Look no further for confirmation of this than The Incredibly True Adventure of Two Girls in Love (1995) starring Laurel Holloman, The L Word‘s Tina, alongside Soul Food‘s Nicole Ari Parker. Holloman plays a young, butch white lesbian who shares a fiery fling with Parker, the stuck-up, ultra-femme black girl. Holloman’s character is a working-class student, while Parker seems to come right out of the movie Clueless, driving a brand new Range Rover and living in a mansion.

The portrayal of race in Incredibly True Adventure is obviously reversed and exaggerated, possibly in hope that the missing dialogue about race is not noticed. “It’s the big pink elephant in the middle of the room,” writes Samiya Bashir in her essay “Fear of a Black Lesbian Planet.” It made the film fall flat.

Bashir feels that issues of race are often glossed over in lesbian communities. She continues: “Black lesbians trying to find out who we are both as women of color and as lesbians find the invisible wall we bump up against while trying to find access into the lesbian community even harder to bear. White women may feel equally bruised by a situation where they don’t feel they are being exclusionary at all.”

In Episode 8 of this season of The L Word, “Lexington and Concord,” Tasha says to Alice, “You and I live in different worlds.” Alice understands this and tells Tasha she is not a portal for her. Apparently their worlds collide at the Planet, but where is Tasha’s world exactly? The world where young blacks enlist in the army and are shipped to Iraq because they have no other choices? Not everyone has the luxury of seamlessly entering an exclusive, practically all-white safe haven for lesbians after all.

Young black lesbians have almost no visible representation in the media, even though the world they live in, the communities they are a part of, and the things they see and hear each day deserve to be publicly validated. As poet Essex Hemphill stated, “it makes a difference.” Whether or not The L Word intended to take on this task, its writers are now bestowed with the honor — and burden — of creating a responsible and fulfilling micro-representation of black lesbian life.

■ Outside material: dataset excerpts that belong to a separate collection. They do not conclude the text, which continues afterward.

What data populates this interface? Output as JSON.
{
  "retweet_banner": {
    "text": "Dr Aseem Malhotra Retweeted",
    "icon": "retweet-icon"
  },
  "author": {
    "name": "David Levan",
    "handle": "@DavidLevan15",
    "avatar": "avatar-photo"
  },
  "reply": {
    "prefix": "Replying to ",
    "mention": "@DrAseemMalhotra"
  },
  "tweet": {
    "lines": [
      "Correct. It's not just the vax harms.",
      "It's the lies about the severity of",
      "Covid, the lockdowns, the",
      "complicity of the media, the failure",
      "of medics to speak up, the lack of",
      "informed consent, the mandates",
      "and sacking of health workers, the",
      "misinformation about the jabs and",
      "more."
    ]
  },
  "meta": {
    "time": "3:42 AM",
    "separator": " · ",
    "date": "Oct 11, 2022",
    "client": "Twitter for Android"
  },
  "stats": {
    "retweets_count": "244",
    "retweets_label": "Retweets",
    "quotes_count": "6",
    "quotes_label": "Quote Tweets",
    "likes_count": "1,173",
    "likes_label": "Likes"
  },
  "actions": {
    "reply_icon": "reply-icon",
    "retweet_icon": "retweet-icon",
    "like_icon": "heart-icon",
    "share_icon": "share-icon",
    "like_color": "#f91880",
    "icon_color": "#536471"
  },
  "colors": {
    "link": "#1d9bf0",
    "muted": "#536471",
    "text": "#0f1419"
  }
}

In one of the only preceding roles of a black butch woman on screen, rapper Queen Latifah played Cleo in the film Set It Off (1996). In yet another Los Angeles community, out butch lesbian Cleo finds herself broke, out of options and willing to resort to a life of crime to make ends meet. Her posse is a group of three straight black women who make no bones about her sexuality or gender expression, and a black girlfriend for Cleo even materializes in some scenes.

The film showcases a desperate reality for some of the “angry” black youth out there, but it includes lesbians as part of that reality, an important moment of realization that yes, black lesbians do exist. Even in dismal and unfortunate situations, they are members of the posse, too.

Latifah could have taken the acclaim she received from this picture as a vantage point to similarly affirm that black lesbians also exist in the world at large. In the hip-hop community at the time, Latifah was a star: Her message would have reached millions. But Latifah, who has been widely rumored to be a lesbian, has never confirmed or denied the rumors.

But where Latifah dropped the ball, Tasha picks it up. This season, by “shootin’ a little b-ball” with it or getting “into a little fight” and Alice getting a bit scared, The L Word‘s viewers have been given a glimpse into a playground they aren’t used to seeing. Let’s hope that other shows will follow suit and not allow Tasha to be the last black butch lesbian on television.